Salinger promulga una queja de la sociedad del bienestar, donde la sociedad se concibe como una eterna menor de edad. Delibes, en cambio, acepta, se resigna y se va al mar, lejos de su sociedad (como hicieron otros tantos de españoles).
Pero claro, no olvidemos que Salinger nos ha ofrecido un pozo de potencial infinito, una piscina sin fondo, que ofrece tres lecturas: el sicoanálisis de Holden, la sociedad que es menor de edad y la crítica a la sociedad del bienestar. Y por supuesto, El guardián entre el centeno puede seguir siendo un chico que solo repite "jo".

lunes, 21 de abril de 2014

La hermenéutica y una piscina

Curioso que la gente que crea que tender una cama 
es exactamente lo mismo que tender una cama, 
que dar la mano es lo mismo que dar la mano, 
que abrir una lata de sardinas es abrir 
al infinito la misma lata de sardinas.
Julio Cortázar
Las armas secretas




La hermenéutica es la interpretación; el análisis a los diferentes niveles de un mismo texto; el verdadero significado de la palabra; la intención; el paso de lo concreto a lo abstracto; la abstracción del silencio.

Las grandes tesis sobre la hermenéutica las proporcionó Paul Ricoeur. Dentro de sus teorías prevalece una en concreto: un mismo texto puede ser interpretado de forma diferente dependiendo de quién lo lea y de cuándo lo lea; hasta tal punto que un mismo texto puede ser descifrado de forma diferente por una misma persona, quedando al arbitrio del momento en el que se encuentre. 

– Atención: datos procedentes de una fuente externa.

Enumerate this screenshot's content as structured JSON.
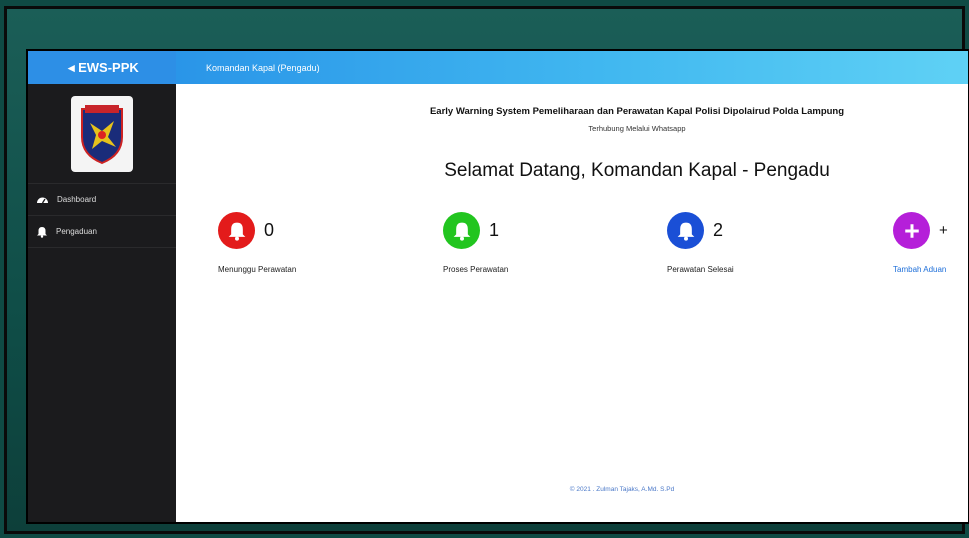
{
  "brand": {
    "name": "EWS-PPK"
  },
  "header": {
    "user_role": "Komandan Kapal (Pengadu)"
  },
  "sidebar": {
    "items": [
      {
        "label": "Dashboard",
        "icon": "dashboard-icon"
      },
      {
        "label": "Pengaduan",
        "icon": "bell-icon"
      }
    ]
  },
  "main": {
    "system_title": "Early Warning System Pemeliharaan dan Perawatan Kapal Polisi Dipolairud Polda Lampung",
    "subtitle": "Terhubung Melalui Whatsapp",
    "welcome": "Selamat Datang, Komandan Kapal - Pengadu",
    "stats": [
      {
        "count": "0",
        "label": "Menunggu Perawatan",
        "color": "#e31b1b",
        "icon": "bell-icon"
      },
      {
        "count": "1",
        "label": "Proses Perawatan",
        "color": "#22c51f",
        "icon": "bell-icon"
      },
      {
        "count": "2",
        "label": "Perawatan Selesai",
        "color": "#1a4fd6",
        "icon": "bell-icon"
      },
      {
        "count": "+",
        "label": "Tambah Aduan",
        "color": "#b51fd9",
        "icon": "plus-icon"
      }
    ],
    "footer": "© 2021 . Zulman Tajaks, A.Md. S.Pd"
  }
}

Esto es lo que los de la primera literatura libre hemos dado en llamar RAYUELAS y PROBLEMAS DE MATEMÁTICAS. Rayuela, la obra de Cortázar, es una obra que no nos gustó -nadie sabe por qué- en su momento, obra que releeremos seguramente y a la que nuestra experiencia nos ha llevado a menudo. Los propios cuentos de Cortázar, que tampoco nos gustaron demasiado, sirvieron para comprender que la literatura siempre vuelve a tu vida: "cada vez que me expulsan de mi casa, recuerdo 'Casa tomada'".


En cambio, los problemas de matemáticas siempre tienen la misma solución. Da igual los pasos que realices, cómo hagas la cuentas, siempre tendrás el mismo resultado. 

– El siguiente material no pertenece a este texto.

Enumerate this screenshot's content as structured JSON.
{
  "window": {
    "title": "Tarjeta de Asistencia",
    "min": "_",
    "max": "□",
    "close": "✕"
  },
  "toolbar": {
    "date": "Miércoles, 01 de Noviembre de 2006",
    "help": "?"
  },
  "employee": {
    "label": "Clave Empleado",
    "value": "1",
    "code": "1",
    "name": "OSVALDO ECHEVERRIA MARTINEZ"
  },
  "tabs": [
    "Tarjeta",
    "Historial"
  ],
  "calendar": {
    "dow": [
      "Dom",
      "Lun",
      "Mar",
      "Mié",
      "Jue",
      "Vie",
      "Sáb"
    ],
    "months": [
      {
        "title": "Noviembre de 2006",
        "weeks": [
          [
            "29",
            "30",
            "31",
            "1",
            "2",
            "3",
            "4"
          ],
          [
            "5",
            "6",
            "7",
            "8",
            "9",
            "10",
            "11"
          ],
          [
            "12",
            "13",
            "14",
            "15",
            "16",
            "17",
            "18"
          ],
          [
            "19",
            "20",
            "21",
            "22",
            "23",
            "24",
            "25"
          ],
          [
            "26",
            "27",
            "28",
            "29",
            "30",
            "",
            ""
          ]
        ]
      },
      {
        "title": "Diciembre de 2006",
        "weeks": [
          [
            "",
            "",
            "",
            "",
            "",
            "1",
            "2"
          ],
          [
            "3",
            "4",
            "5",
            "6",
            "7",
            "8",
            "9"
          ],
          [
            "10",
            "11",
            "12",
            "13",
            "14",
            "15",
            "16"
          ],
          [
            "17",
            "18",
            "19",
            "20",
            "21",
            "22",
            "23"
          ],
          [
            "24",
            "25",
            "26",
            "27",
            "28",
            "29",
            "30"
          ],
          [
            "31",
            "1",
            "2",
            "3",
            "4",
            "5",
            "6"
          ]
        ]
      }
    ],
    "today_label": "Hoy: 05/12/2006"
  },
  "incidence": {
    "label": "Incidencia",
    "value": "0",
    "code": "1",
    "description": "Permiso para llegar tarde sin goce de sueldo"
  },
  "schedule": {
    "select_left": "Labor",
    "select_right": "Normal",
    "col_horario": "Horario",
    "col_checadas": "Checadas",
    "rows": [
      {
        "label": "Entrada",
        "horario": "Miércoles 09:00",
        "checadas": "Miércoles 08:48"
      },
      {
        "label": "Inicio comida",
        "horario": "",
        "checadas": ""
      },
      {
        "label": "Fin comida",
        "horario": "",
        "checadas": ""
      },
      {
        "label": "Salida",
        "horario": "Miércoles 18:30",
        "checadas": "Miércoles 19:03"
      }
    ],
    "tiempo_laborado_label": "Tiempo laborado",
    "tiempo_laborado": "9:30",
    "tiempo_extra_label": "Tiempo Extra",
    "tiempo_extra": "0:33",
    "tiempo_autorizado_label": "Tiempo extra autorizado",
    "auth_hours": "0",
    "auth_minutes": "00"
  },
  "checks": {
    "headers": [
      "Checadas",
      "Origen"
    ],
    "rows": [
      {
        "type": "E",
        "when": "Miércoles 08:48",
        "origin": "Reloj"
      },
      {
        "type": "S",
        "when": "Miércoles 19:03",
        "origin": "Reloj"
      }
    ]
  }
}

Hay personas que pensarán que determinada cuestión es una rayuela y otros dilucidarán de lo mismo que es un problema de matemáticas. La actitud ante la vida y la experiencia convierten rayuelas en problemas de matemáticas y al contrario. La literatura te ayuda a eso, a reconocer rayuelas y convertirlas en problemas de matemáticas, haciendo de la ficción realidad. Cada vez que me expulsen de casa me acordaré de "Casa tomada" a pesar de que su lectura no me hiciera verlo en un primer momento. El primer lector de "Casa tomada" desestimó esta lectura, creyéndola sobrevalorada; el primer lector, la segunda vez que lo leyó, lo recordaba cada día que, por unas razones u otras, estaba en la calle, expulsado de su propio hogar. "No entender 'apreciar' los finales cortacianos es para gente que cree que tender una cama es siempre lo mismo que tender una cama."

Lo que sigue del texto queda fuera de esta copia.